How can I trim a string prefix in MongoDB Aggregation? #Studio3T_AMA

Q: How can I trim a string to remove a prefix from a string in MongoDB Aggregation? I can’t find an appropriate operator to do it?

Welcome to the latest Studio 3T Ask Manatees Anything – #Studio3T_AMA. Want to know how to use Studio 3T to make your MongoDB life better? Just tweet and use #Studio3T_AMA or email ama@studio3t.com.

A: This is an interesting aggregation problem, one that should be simple. You would have thought there would be an out of the box function for stripping prefixes off strings. Or even a simple trim string operator. Let’s look into this with an actual query.

We’ll use our Welsh pubs dataset for this exercise and we’re going to attempt to find out what the most popular pub name in Wales is. Let’s get the Aggregation Editor out and start building our aggregation. We want to count using a normalized version of the pub name, ignoring “The ” at the start of pubs like “The White Horse” and counting them as “White Horse”.

When it comes to a single operator for stripping prefixes off, as far as we know, there isn’t one. If you’ve looked through the documentation, you might think that $ltrim was the ideal operator to do this – left trim string – so you’d create a $set stage like:

$set: {
	name: { $ltrim("$name","The ") }
}

If we let this aggregation stage loose on that data we find that, yes, records with “The ” at the start of their name have lost their prefix.

But, and it is a big but, any record which had “T” “h” “e” or ” ” at the start of the name would have lost that character or characters.

“The Ten Floor House” would become “Ten Floor House” but “Ten Floor House” would become “n Floor House”. A subtle but terrible effect; the second parameter in $ltrim is a selection of characters that need to be removed, not a single string.

ReplaceOne as a trim string alternative?

There is a function that will replace parts of strings in MongoDB’s aggregation framework. The $replaceOne (and it’s cousin, $replaceAll) do the simple string operation of finding matches and replacing them with alternative text:

$set: {
      name: { 
        $replaceOne: { 
            input: "$name", 
            find: "The ", 
            replacement: "" } 
        }
}

This will only replace the string “The “, not the characters that make it up. But doing it this way has its own side-effects. If, and only if, the string “The ” occurs somewhere else in the string, that’ll get deleted too.
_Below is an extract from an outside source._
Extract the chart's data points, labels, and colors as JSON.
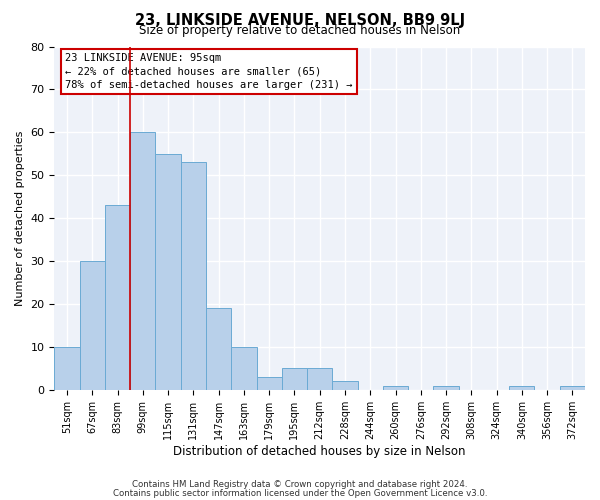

And there are indeed plenty of pubs with ‘The’ in the middle, such as the “Hole In The Wall”, the “Pub on The Pond” and “The Pump on The Green”.

If we want to only trim the “The ” off the string in this aggregation, we have to make sure we’re only dealing with a situation where the “The ” is at the start of the string.

Bring in the Regular Expressions

To solve this, we need a combination of the $cond and $regexMatch expressions. We’ll use $regexMatch to work out if the string begins with “The ” and only then will we do a $replaceOne on it. If it doesn’t match, we’ll pass the string straight through. That decision logic can be handled with $cond and the revised stage looks like this:

$set: {
    name : {
        $cond : {
            if : {
                $regexMatch : {
                    input : "$name",
                    regex : /^The /
                }
            },
            then : {
                $replaceOne : {
                    input : "$name",
                    find : "The ",
                    replacement : ""
                }
            },
            else : "$name"
        }
    }
}

This is how you do an “if…. then…. Else….” inside MongoDB’s aggregation. $regexMatch only returns true if it finds a match. We hand it the name as input and look for the regular expression “^The “. The ^ anchors the match to the start of the input string; it can only match that text occurring at the very start and nowhere else.

If the if expression is true, the then expression is evaluated. And here we have put the $replaceOne from earlier so it does the prefix removal.

If the if expression is false, then the elseexpression is evaluated. That in this case is just the unmodified string from $name.

Now, we are able to be sure that we only do $replaceOne where the prefix is present (and only change one occurrence – don’t, whatever you do, change $replaceOne to $replaceAll).

Wrapping up and reporting

And now the name field is free of “The “. We can now move on to processing the results. Let’s see which is the most popular “normalized” name. We can group and count the results by the name using $sortByCount:

$sortByCount: {
   "$name"
}

And we get top popular pub name roots:

So, we’ve used regular expressions and conditions to find out where we need to do string manipulation and trim a string as part of a MongoDB aggregation. This isn’t the only way to achieve this result though, and it’s something we’ll be coming back to in a future AMA.